At this point, a European country, for example France, could realise having the competencies to restore those ecosystem services either in its public or private sectors. It could thus ask the authority to make a preliminary assessment of the value of an intervention, meaning the value of the restored ecosystem services and the size of the financial reward. If then the reward delivers an acceptable profit, France could go on with the project, assemble a consortium and finally increase the value of ecosystem services. The authority would then pay the French Government for the value of restored services with the new notes. These would then be deposited as outside money at the European Central Bank in this case which would give back Euros to the French Government. After paying all the costs for the project, France would still end up with a profit which can be invested to increase France utility.

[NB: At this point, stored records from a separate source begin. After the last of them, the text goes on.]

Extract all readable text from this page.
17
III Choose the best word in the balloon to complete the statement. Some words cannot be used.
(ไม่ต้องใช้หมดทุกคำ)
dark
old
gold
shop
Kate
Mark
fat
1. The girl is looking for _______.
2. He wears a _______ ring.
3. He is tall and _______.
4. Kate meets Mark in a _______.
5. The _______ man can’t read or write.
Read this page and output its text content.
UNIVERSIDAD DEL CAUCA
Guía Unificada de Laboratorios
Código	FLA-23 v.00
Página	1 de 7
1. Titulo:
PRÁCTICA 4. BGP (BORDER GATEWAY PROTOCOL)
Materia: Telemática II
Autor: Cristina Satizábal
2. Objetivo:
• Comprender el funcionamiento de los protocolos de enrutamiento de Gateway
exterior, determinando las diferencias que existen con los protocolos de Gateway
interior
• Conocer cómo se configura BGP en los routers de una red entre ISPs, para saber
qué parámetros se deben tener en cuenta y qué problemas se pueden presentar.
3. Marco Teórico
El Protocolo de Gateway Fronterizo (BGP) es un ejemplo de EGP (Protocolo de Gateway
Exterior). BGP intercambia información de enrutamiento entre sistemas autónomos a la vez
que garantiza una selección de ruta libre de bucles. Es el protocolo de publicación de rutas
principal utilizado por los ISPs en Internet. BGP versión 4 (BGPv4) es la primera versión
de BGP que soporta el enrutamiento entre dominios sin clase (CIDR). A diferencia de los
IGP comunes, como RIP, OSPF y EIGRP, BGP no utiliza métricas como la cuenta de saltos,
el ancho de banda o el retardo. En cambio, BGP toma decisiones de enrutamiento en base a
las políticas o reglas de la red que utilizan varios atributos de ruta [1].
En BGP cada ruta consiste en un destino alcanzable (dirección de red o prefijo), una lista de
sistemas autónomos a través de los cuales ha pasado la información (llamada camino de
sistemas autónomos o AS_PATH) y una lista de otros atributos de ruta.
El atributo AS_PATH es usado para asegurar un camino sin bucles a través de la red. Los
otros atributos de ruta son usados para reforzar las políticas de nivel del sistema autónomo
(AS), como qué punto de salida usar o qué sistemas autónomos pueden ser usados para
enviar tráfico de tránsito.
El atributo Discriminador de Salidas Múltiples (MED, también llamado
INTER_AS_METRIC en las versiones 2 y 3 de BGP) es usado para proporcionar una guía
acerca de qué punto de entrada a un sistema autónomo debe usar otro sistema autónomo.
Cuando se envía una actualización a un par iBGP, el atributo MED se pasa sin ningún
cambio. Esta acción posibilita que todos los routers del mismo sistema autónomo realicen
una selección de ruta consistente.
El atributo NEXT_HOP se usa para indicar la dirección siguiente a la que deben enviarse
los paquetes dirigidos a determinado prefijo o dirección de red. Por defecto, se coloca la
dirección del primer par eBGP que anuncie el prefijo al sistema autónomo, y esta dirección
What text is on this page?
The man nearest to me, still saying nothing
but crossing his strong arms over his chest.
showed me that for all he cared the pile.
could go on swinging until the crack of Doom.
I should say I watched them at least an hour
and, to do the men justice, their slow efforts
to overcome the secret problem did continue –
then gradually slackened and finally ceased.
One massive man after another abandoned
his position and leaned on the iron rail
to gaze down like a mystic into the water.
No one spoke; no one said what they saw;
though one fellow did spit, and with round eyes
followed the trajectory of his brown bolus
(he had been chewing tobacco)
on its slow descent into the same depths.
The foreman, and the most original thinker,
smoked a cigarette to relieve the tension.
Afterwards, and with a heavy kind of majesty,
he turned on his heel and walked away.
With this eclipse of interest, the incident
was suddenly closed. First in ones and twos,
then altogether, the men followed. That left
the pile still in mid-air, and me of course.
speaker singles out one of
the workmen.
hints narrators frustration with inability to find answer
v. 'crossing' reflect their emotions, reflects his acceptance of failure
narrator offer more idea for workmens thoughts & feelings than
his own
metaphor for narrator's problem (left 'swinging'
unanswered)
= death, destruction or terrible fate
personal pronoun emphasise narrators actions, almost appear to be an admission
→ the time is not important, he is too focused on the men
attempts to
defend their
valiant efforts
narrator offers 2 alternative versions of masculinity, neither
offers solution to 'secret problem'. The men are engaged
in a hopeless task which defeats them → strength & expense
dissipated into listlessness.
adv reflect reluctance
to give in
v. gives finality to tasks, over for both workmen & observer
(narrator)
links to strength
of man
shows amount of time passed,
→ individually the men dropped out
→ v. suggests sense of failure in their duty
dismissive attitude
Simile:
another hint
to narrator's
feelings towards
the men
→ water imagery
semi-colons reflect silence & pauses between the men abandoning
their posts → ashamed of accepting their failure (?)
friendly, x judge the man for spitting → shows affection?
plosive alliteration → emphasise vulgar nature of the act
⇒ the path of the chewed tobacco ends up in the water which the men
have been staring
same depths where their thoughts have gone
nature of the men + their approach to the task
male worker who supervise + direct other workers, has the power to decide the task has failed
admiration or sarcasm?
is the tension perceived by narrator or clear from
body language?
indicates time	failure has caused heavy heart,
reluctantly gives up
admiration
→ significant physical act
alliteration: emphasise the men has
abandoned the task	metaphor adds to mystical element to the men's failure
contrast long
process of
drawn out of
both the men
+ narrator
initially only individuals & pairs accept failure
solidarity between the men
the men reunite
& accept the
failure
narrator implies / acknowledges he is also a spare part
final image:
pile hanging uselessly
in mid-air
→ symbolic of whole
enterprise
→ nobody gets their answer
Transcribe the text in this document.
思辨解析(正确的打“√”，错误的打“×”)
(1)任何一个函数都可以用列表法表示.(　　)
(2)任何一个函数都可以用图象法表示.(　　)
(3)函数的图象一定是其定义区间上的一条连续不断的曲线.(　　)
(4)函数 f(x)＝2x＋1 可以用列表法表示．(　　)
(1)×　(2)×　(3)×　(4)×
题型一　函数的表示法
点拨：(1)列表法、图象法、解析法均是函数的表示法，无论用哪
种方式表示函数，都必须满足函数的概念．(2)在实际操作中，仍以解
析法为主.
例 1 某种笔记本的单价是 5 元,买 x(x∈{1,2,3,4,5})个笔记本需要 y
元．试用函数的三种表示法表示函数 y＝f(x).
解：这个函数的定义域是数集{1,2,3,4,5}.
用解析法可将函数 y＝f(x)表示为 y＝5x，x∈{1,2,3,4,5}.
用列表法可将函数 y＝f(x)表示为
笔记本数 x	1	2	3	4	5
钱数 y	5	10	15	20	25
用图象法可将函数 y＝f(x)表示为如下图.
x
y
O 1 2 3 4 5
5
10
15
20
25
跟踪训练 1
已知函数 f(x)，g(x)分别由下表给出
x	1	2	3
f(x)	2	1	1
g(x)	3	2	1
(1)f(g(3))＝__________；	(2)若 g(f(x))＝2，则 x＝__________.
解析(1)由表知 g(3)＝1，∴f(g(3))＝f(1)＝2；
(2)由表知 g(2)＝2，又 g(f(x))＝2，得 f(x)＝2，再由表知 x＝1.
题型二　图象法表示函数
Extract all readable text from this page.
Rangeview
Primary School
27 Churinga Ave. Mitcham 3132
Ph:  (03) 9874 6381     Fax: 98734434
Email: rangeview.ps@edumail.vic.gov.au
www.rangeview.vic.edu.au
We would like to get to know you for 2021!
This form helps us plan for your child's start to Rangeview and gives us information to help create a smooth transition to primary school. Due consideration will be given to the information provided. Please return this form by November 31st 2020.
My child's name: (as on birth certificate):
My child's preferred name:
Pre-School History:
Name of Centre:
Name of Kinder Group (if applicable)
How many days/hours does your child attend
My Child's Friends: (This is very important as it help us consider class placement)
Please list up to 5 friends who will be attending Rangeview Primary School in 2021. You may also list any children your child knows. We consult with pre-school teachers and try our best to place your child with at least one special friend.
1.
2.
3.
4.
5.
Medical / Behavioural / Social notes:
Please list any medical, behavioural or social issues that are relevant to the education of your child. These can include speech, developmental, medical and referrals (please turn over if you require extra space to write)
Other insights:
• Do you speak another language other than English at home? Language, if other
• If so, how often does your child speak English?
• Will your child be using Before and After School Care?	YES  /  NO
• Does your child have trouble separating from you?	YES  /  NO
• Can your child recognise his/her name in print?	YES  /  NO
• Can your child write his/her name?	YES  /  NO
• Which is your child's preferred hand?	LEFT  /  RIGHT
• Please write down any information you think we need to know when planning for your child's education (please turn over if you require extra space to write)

This short article showed how ecosystem services can be used as a tool in international relation. After defining them, it has been seen how this valuation method makes explicit the value of environment for societies and can guide policy-makers in their investment decisions. It has then be described an international settlement system which rewards and punishes countries as they improve or destroy ecosystem services. Finally the Fukushima Daiichi case showed how this could work in practice. In conclusion, ecosystem service can become a useful tool to improve and regulate investments for the environment.